This week has been a bit of a challenge around bedtime. Ben typically is in bed between 8:30 and 9:00 at night, and is quiet and goes to sleep pretty fast. This week, not so much. So, last night Ben asked me to lie down next to him. In his toddler bed. That's quite a challenge, even for a small one like myself! I did it anyway. Ben had his back toward me at first, and he was arranging his teddy bear and whispering. At first I couldn't tell what it was he was saying, until I started listening really hard-- He was giving his teddy bear kisses, and telling him to "Seep good, okay? Okay." After he put his teddy bear to bed, he rolled over, gave me kisses on my head, told me he loved me while he rested his hand on my cheek, and said the same thing, "Seep good, okay Mommy?" I fell in love.

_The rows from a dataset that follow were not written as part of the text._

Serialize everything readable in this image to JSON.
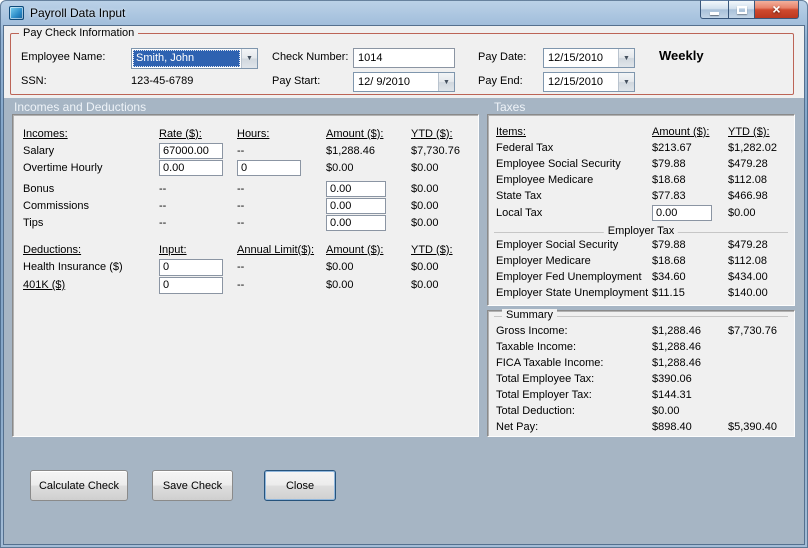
{
  "colors": {
    "selection": "#2e62b1",
    "group_border": "#bc6456",
    "backdrop": "#a6b5c4"
  },
  "icons": {
    "dropdown": "▼"
  },
  "window": {
    "title": "Payroll Data Input"
  },
  "paycheck": {
    "group_label": "Pay Check Information",
    "employee_name_label": "Employee Name:",
    "employee_name_value": "Smith, John",
    "ssn_label": "SSN:",
    "ssn_value": "123-45-6789",
    "check_number_label": "Check Number:",
    "check_number_value": "1014",
    "pay_start_label": "Pay Start:",
    "pay_start_value": "12/ 9/2010",
    "pay_date_label": "Pay Date:",
    "pay_date_value": "12/15/2010",
    "pay_end_label": "Pay End:",
    "pay_end_value": "12/15/2010",
    "frequency": "Weekly"
  },
  "section_headers": {
    "incomes": "Incomes and Deductions",
    "taxes": "Taxes"
  },
  "incomes": {
    "headers": {
      "c1": "Incomes:",
      "c2": "Rate ($):",
      "c3": "Hours:",
      "c4": "Amount ($):",
      "c5": "YTD ($):"
    },
    "salary": {
      "label": "Salary",
      "rate": "67000.00",
      "hours": "--",
      "amount": "$1,288.46",
      "ytd": "$7,730.76"
    },
    "overtime": {
      "label": "Overtime Hourly",
      "rate": "0.00",
      "hours": "0",
      "amount": "$0.00",
      "ytd": "$0.00"
    },
    "bonus": {
      "label": "Bonus",
      "rate": "--",
      "hours": "--",
      "amount": "0.00",
      "ytd": "$0.00"
    },
    "commissions": {
      "label": "Commissions",
      "rate": "--",
      "hours": "--",
      "amount": "0.00",
      "ytd": "$0.00"
    },
    "tips": {
      "label": "Tips",
      "rate": "--",
      "hours": "--",
      "amount": "0.00",
      "ytd": "$0.00"
    }
  },
  "deductions": {
    "headers": {
      "c1": "Deductions:",
      "c2": "Input:",
      "c3": "Annual Limit($):",
      "c4": "Amount ($):",
      "c5": "YTD ($):"
    },
    "health": {
      "label": "Health Insurance ($)",
      "input": "0",
      "limit": "--",
      "amount": "$0.00",
      "ytd": "$0.00"
    },
    "k401": {
      "label": "401K ($)",
      "input": "0",
      "limit": "--",
      "amount": "$0.00",
      "ytd": "$0.00"
    }
  },
  "taxes": {
    "headers": {
      "c1": "Items:",
      "c2": "Amount ($):",
      "c3": "YTD ($):"
    },
    "federal": {
      "label": "Federal Tax",
      "amount": "$213.67",
      "ytd": "$1,282.02"
    },
    "emp_ss": {
      "label": "Employee Social Security",
      "amount": "$79.88",
      "ytd": "$479.28"
    },
    "emp_medicare": {
      "label": "Employee Medicare",
      "amount": "$18.68",
      "ytd": "$112.08"
    },
    "state": {
      "label": "State Tax",
      "amount": "$77.83",
      "ytd": "$466.98"
    },
    "local": {
      "label": "Local Tax",
      "amount": "0.00",
      "ytd": "$0.00"
    },
    "employer_group_label": "Employer Tax",
    "er_ss": {
      "label": "Employer Social Security",
      "amount": "$79.88",
      "ytd": "$479.28"
    },
    "er_medicare": {
      "label": "Employer Medicare",
      "amount": "$18.68",
      "ytd": "$112.08"
    },
    "er_fed_unemp": {
      "label": "Employer Fed Unemployment",
      "amount": "$34.60",
      "ytd": "$434.00"
    },
    "er_state_unemp": {
      "label": "Employer State Unemployment",
      "amount": "$11.15",
      "ytd": "$140.00"
    }
  },
  "summary": {
    "group_label": "Summary",
    "gross": {
      "label": "Gross Income:",
      "amount": "$1,288.46",
      "ytd": "$7,730.76"
    },
    "taxable": {
      "label": "Taxable Income:",
      "amount": "$1,288.46"
    },
    "fica": {
      "label": "FICA Taxable Income:",
      "amount": "$1,288.46"
    },
    "total_emp_tax": {
      "label": "Total Employee Tax:",
      "amount": "$390.06"
    },
    "total_er_tax": {
      "label": "Total Employer Tax:",
      "amount": "$144.31"
    },
    "total_deduction": {
      "label": "Total Deduction:",
      "amount": "$0.00"
    },
    "net_pay": {
      "label": "Net Pay:",
      "amount": "$898.40",
      "ytd": "$5,390.40"
    }
  },
  "buttons": {
    "calculate": "Calculate Check",
    "save": "Save Check",
    "close": "Close"
  }
}
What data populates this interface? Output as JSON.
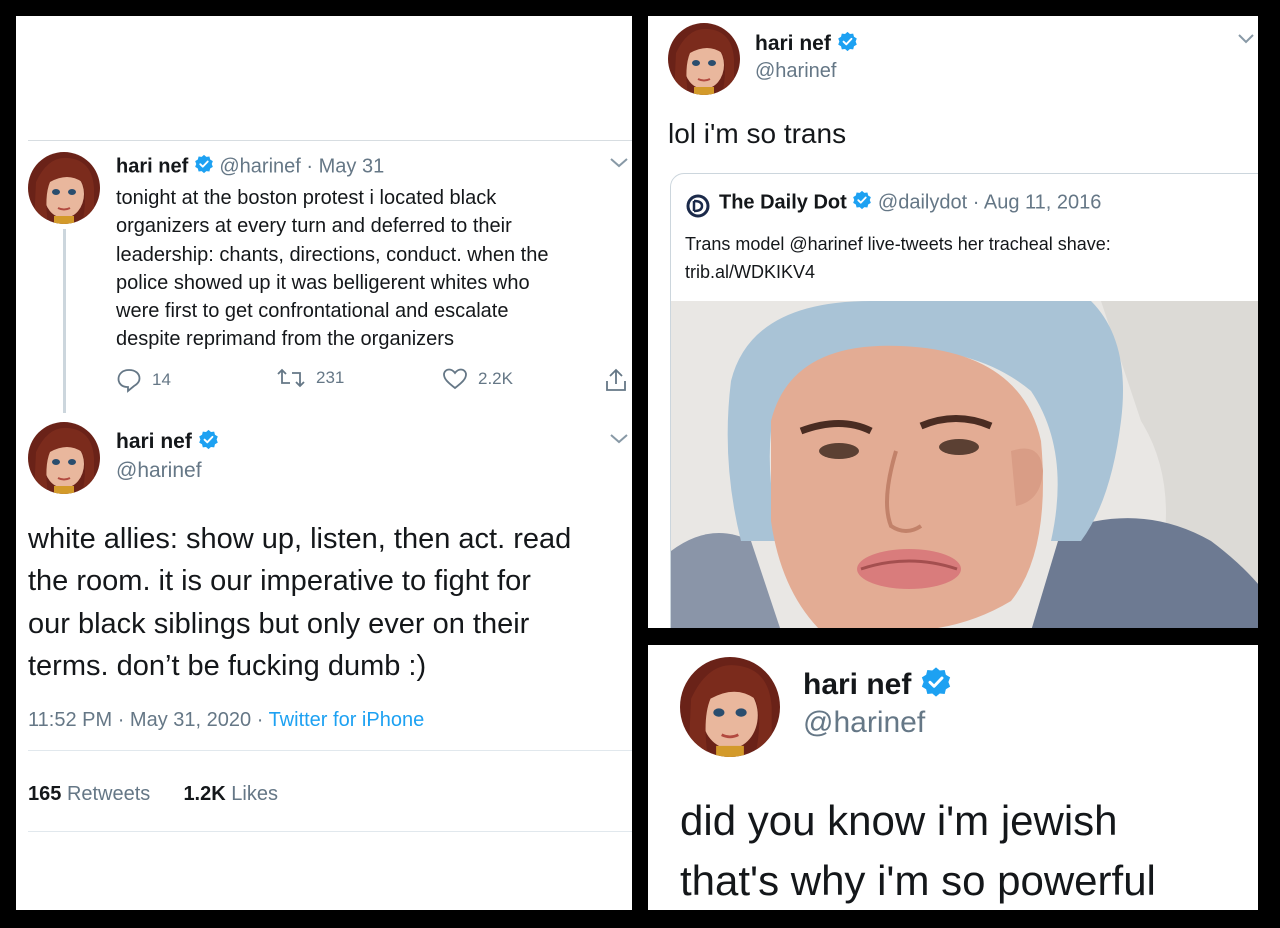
{
  "left": {
    "tweet1": {
      "name": "hari nef",
      "handle": "@harinef",
      "sep": "·",
      "date": "May 31",
      "lines": [
        "tonight at the boston protest i located black",
        "organizers at every turn and deferred to their",
        "leadership: chants, directions, conduct. when the",
        "police showed up it was belligerent whites who",
        "were first to get confrontational and escalate",
        "despite reprimand from the organizers"
      ],
      "replies": "14",
      "retweets": "231",
      "likes": "2.2K"
    },
    "tweet2": {
      "name": "hari nef",
      "handle": "@harinef",
      "lines": [
        "white allies: show up, listen, then act. read",
        "the room. it is our imperative to fight for",
        "our black siblings but only ever on their",
        "terms. don’t be fucking dumb :)"
      ],
      "time": "11:52 PM",
      "sep": "·",
      "date": "May 31, 2020",
      "source": "Twitter for iPhone",
      "retweet_count": "165",
      "retweet_label": "Retweets",
      "like_count": "1.2K",
      "like_label": "Likes"
    }
  },
  "top_right": {
    "name": "hari nef",
    "handle": "@harinef",
    "text": "lol i'm so trans",
    "quote": {
      "name": "The Daily Dot",
      "handle": "@dailydot",
      "sep": "·",
      "date": "Aug 11, 2016",
      "line1": "Trans model @harinef live-tweets her tracheal shave:",
      "line2": "trib.al/WDKIKV4"
    }
  },
  "bottom_right": {
    "name": "hari nef",
    "handle": "@harinef",
    "line1": "did you know i'm jewish",
    "line2": "that's why i'm so powerful"
  },
  "colors": {
    "accent": "#1da1f2",
    "muted": "#657786",
    "text": "#14171a",
    "verified": "#1da1f2"
  }
}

Claire, too-- this week has been hard to get her down. She hasn't been her normal self. She's been really restless, and wiggley. Then, last night as I was rocking her to sleep, she just went back to normal. She totally relaxed herself in my arms, and she looked up at me for such a long time. Claire coos a lot when she's getting ready to go to sleep, and she did that for so long. I love it because it feels like she is having an actual conversation with me. I fell in love again.
Sometimes being a mommy is really hard, and other times everything about it that's hard just melts away.
By the way, today is Josh's birthday!! Every day I'm glad that I have him with me, as my companion. He's wonderful.
That is so cute. I can't wait to have babies . . . ;)
ReplyDeleteIsn't being a mom great! I love those "sweet and tender mom moments." It makes this life worthwhile. =)
ReplyDeleteI dido Kristin. A lot of the time I am afraid to have children, I think because I see moms all around me struggeling w/ kicking and screaming children:) But then I hear about moments like these and I remember again what this life is all about. Thanks for sharing Em.